The elevator car or counterweight is linked to the guide rails through guide shoes, guide rollers or other guide elements facing the guide rails. Guide rails are constructed from multiple guide rail sections, connected to each other from their vertical ends to form a continuous guiding structure for the elevator car. The guide rail sections are secured to a base arranged into the walls of the elevator shaft, or to the dividing beams of the elevator shaft, though guide rail brackets.
The guide rail brackets are fixed to the base in the elevator shaft walls or dividing beams via different counterparts or directly via fastening parts arranged fixedly into the guide rail brackets. The fixing of the guide rail bracket to its counterpart can be done for example with bolts or screws, and the counterpart in turn is fastened or fixed to the base with different attaching elements.
Typically, the guide rail brackets are attached to guide rails sections by separate connecting elements or rail clips that are connected to the body of the guide rail bracket by a nut-and-bolt type fixing elements, pins, screws, clamps or other tighteners which are tightened to hold the guide rail section in place within the guide rail bracket. The connecting elements may include intermediate elements such as washers, seals or packings, as well.
In the installation process of securing guide rail sections to the elevator shaft wall or dividing beam to form the continuous guide rail, this kind of step for fitting a guide rail section into the guide rail bracket with separate or detachable clips is time-consuming and labor-intensive. The requirement for manual installation makes the process expensive. The manufacture of such complicatedly structured guide rail brackets can be costly.

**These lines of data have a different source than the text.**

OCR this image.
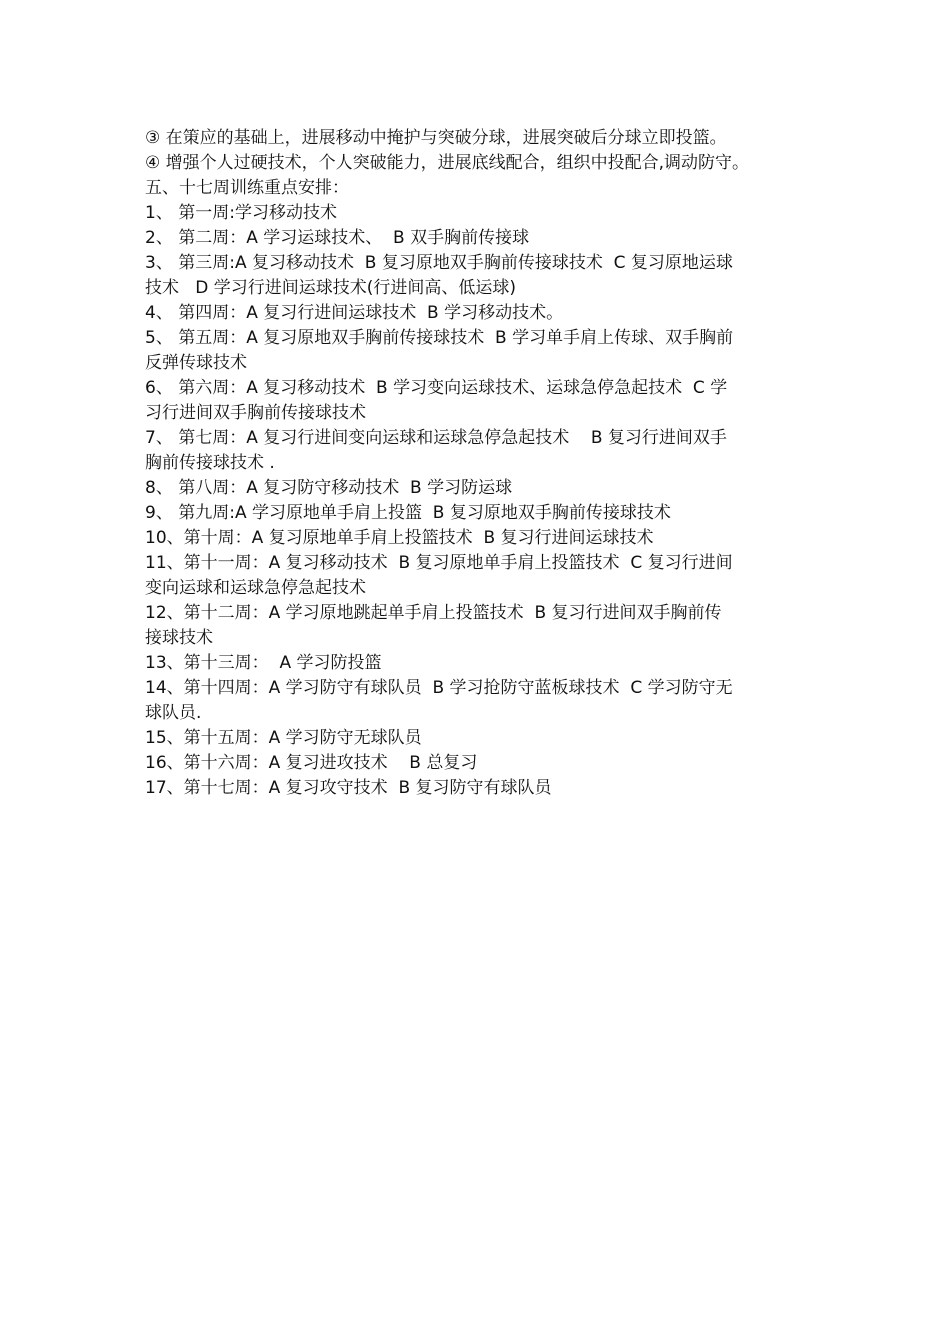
③ 在策应的基础上，进展移动中掩护与突破分球，进展突破后分球立即投篮。
④ 增强个人过硬技术，个人突破能力，进展底线配合，组织中投配合,调动防守。
五、十七周训练重点安排：
1、 第一周:学习移动技术
2、 第二周：A 学习运球技术、  B 双手胸前传接球
3、 第三周:A 复习移动技术  B 复习原地双手胸前传接球技术  C 复习原地运球
技术   D 学习行进间运球技术(行进间高、低运球)
4、 第四周：A 复习行进间运球技术  B 学习移动技术。
5、 第五周：A 复习原地双手胸前传接球技术  B 学习单手肩上传球、双手胸前
反弹传球技术
6、 第六周：A 复习移动技术  B 学习变向运球技术、运球急停急起技术  C 学
习行进间双手胸前传接球技术
7、 第七周：A 复习行进间变向运球和运球急停急起技术    B 复习行进间双手
胸前传接球技术 .
8、 第八周：A 复习防守移动技术  B 学习防运球
9、 第九周:A 学习原地单手肩上投篮  B 复习原地双手胸前传接球技术
10、第十周：A 复习原地单手肩上投篮技术  B 复习行进间运球技术
11、第十一周：A 复习移动技术  B 复习原地单手肩上投篮技术  C 复习行进间
变向运球和运球急停急起技术
12、第十二周：A 学习原地跳起单手肩上投篮技术  B 复习行进间双手胸前传
接球技术
13、第十三周：  A 学习防投篮
14、第十四周：A 学习防守有球队员  B 学习抢防守蓝板球技术  C 学习防守无
球队员.
15、第十五周：A 学习防守无球队员
16、第十六周：A 复习进攻技术    B 总复习
17、第十七周：A 复习攻守技术  B 复习防守有球队员
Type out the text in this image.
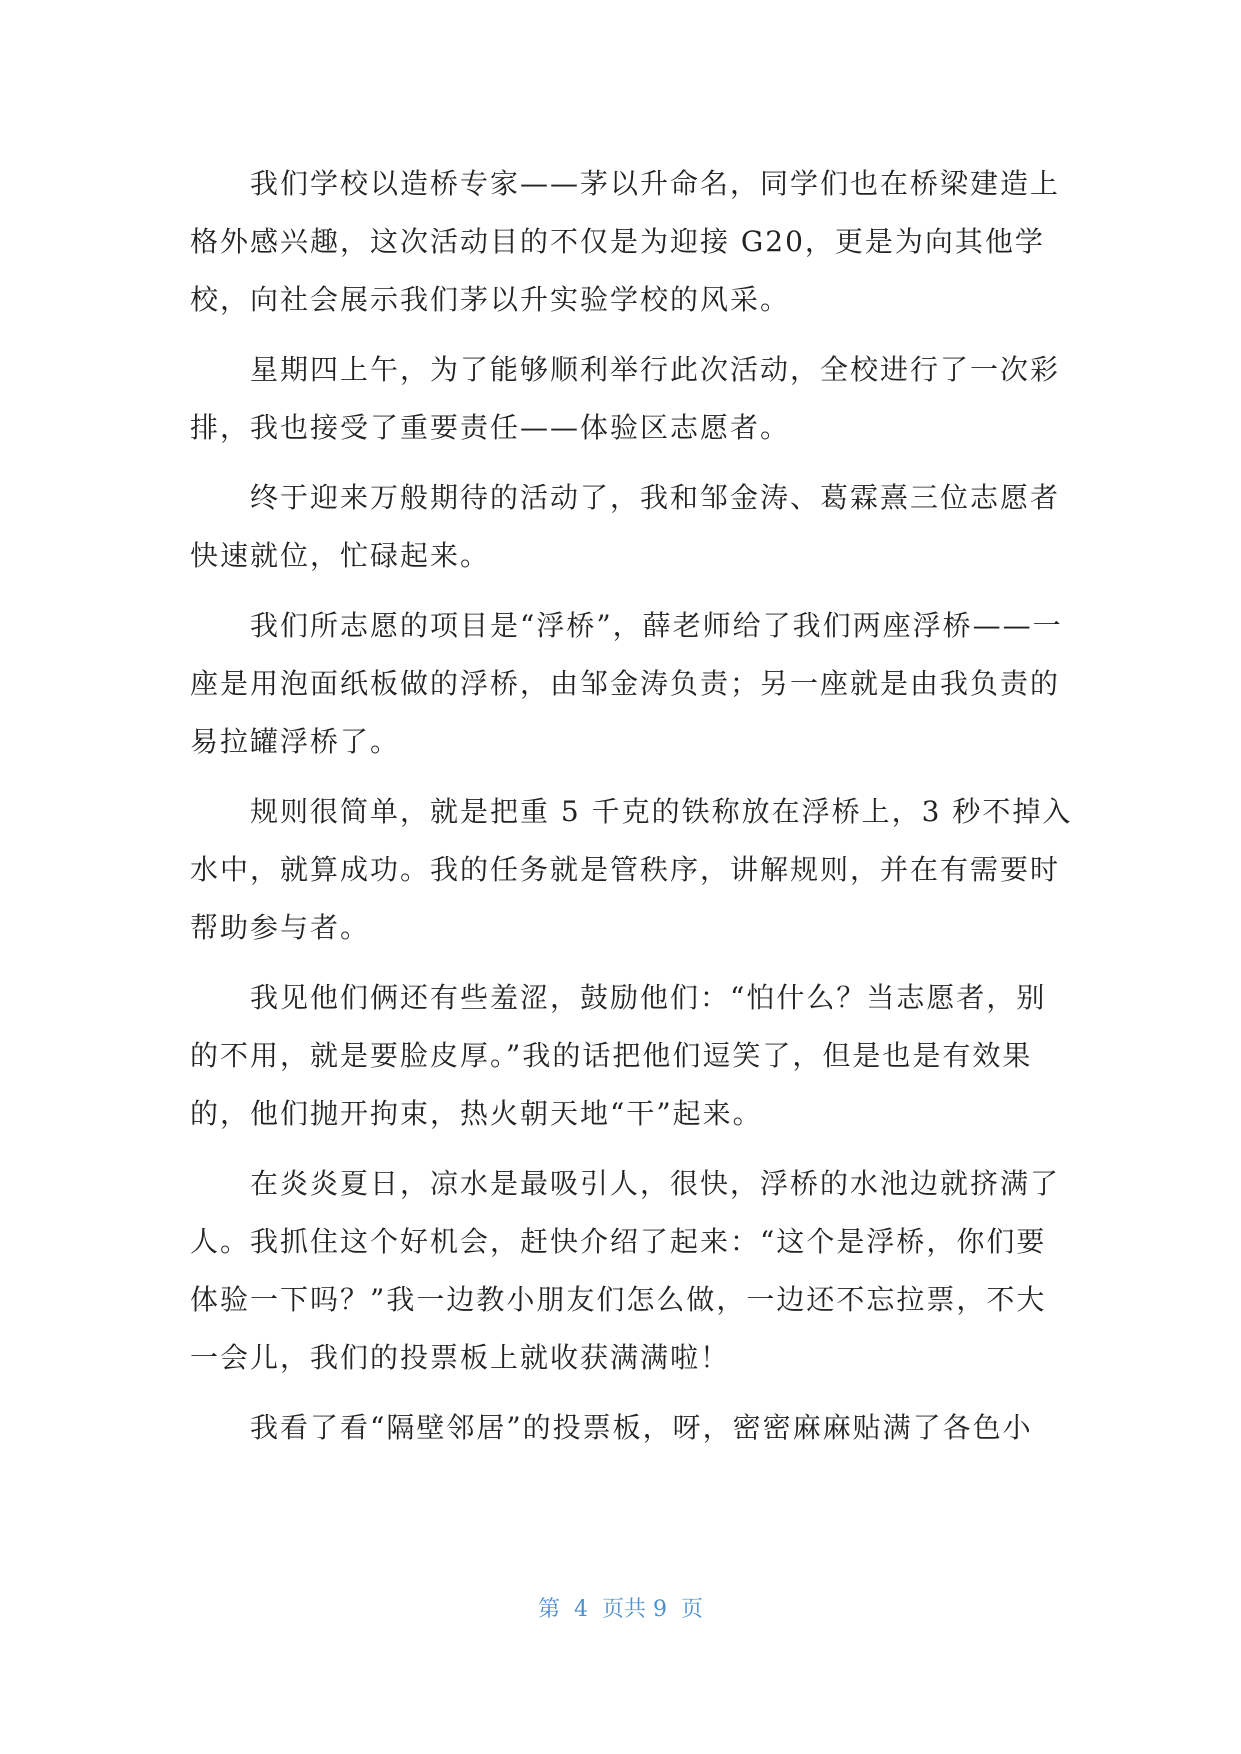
我们学校以造桥专家——茅以升命名，同学们也在桥梁建造上
格外感兴趣，这次活动目的不仅是为迎接 G20，更是为向其他学
校，向社会展示我们茅以升实验学校的风采。
星期四上午，为了能够顺利举行此次活动，全校进行了一次彩
排，我也接受了重要责任——体验区志愿者。
终于迎来万般期待的活动了，我和邹金涛、葛霖熹三位志愿者
快速就位，忙碌起来。
我们所志愿的项目是“浮桥”，薛老师给了我们两座浮桥——一
座是用泡面纸板做的浮桥，由邹金涛负责；另一座就是由我负责的
易拉罐浮桥了。
规则很简单，就是把重 5 千克的铁称放在浮桥上，3 秒不掉入
水中，就算成功。我的任务就是管秩序，讲解规则，并在有需要时
帮助参与者。
我见他们俩还有些羞涩，鼓励他们：“怕什么？当志愿者，别
的不用，就是要脸皮厚。”我的话把他们逗笑了，但是也是有效果
的，他们抛开拘束，热火朝天地“干”起来。
在炎炎夏日，凉水是最吸引人，很快，浮桥的水池边就挤满了
人。我抓住这个好机会，赶快介绍了起来：“这个是浮桥，你们要
体验一下吗？”我一边教小朋友们怎么做，一边还不忘拉票，不大
一会儿，我们的投票板上就收获满满啦！
我看了看“隔壁邻居”的投票板，呀，密密麻麻贴满了各色小
第  4  页共 9  页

In addition, with conventional guide rail brackets, controlling or counteracting the longitudinal movement of the guide rails in relation to the elevator shaft wall structures, caused by for example settling of buildings during the first months after the construction phase, may be complicated or require additional structures in the guide rail brackets. This may further compound to the manufacturing and installation drawbacks mentioned above.